If the credit report turns up negative factors, or you simply don’t have a firm understanding of the key aspects of a credit profile, consider obtaining the advice of a professional.

“Get some tips to improve things going forward,” said Davis of MSU Federal Credit Union. “Talk to someone who can tell you, ‘For the next six months these are the behaviors that will improve your credit score.’ Sometimes people need some basic advice and guidance. That’s where going into a local financial institution can help. You can say to them, ‘Here is my credit report, how can I make it better?’ ”

According to the site LendEDU, many college students know very little about building, maintaining or repairing consumer credit. In 2016, the site surveyed 668 current college students at both two-year and four-year public and private institutions, and found that 59.3% of students could not define a credit score. In addition, 45.5% were unable to identify any of the factors used to determine a credit score, and 42.4% were unable to identify at least one way to improve a credit score.

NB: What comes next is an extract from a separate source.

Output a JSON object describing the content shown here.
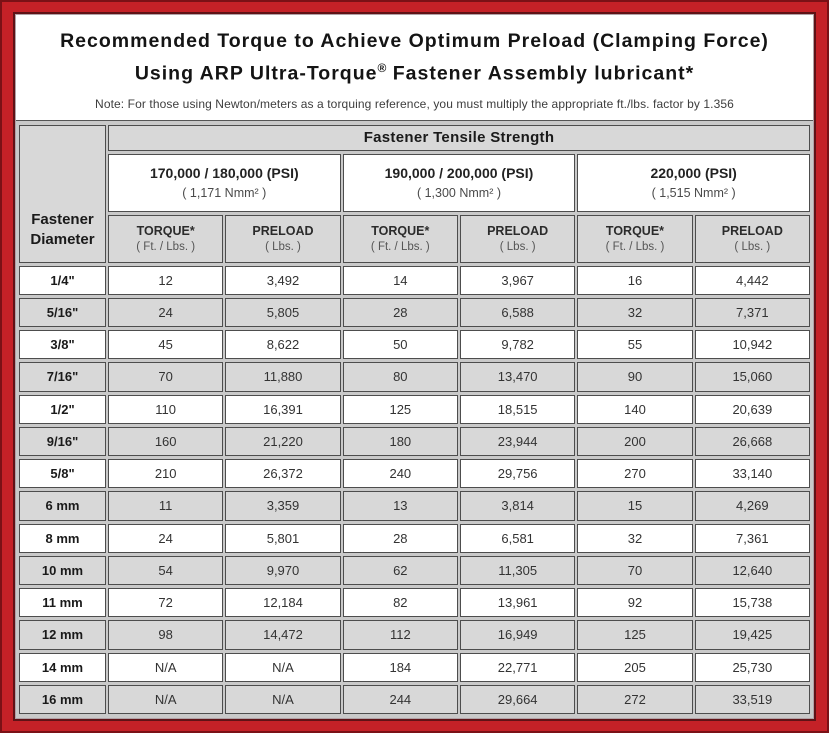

Building good credit is important, so don’t be afraid to seek assistance.

3. Improve Your Credit

One of the most critical things you can do to improve your credit report moving forward is pay bills on time, said Gallegos.

“On-time payments are the most important factor in developing good credit, accounting for 35% of one’s credit score,” he said.

In addition, maintaining a low balance, or using only about at least 30% and ideally 10% of your available credit, will improve your score. You should also aim to pay your bills in full each month, if possible. Likewise, paying student loans on time, which are considered installment loans, can help improve your credit score. (You can find more ways to improve your credit here.)

What If You Haven’t Established Credit?

Some college graduates may not have an extensive credit history to show a prospective employer. If this is the case, there are a few ways to help establish a solid record fairly quickly.

One approach is to be added as an authorized user on a parent’s credit card, ideally a card the parent has had for a long time and kept in good standing. By being added to such a card, the payment history on the account will become part of your credit report as well.

Be aware not all credit card companies report authorized users’ names to credit bureaus because there’s a fee involved in doing so, says Davis. That means being added to the card won’t accomplish your goal of establishing a solid credit history. Always find out first if the card reports authorized users to credit bureaus.

Another approach is to open a secured credit card in your name. Secured credit cards require a cash deposit as collateral, which then becomes the line of credit. The key when opening the card, or any card for that matter, is being responsible, said Davis.

“Only use the card for small dollar purchases that can be paid when the bill comes in so that you’re not getting into debt but are showing responsible use,” she said. “Buy a pizza with the card, and pay it off. Buy a pair of tennis shoes, and pay it off. Don’t go open 15 cards. Open one and use it responsibly.”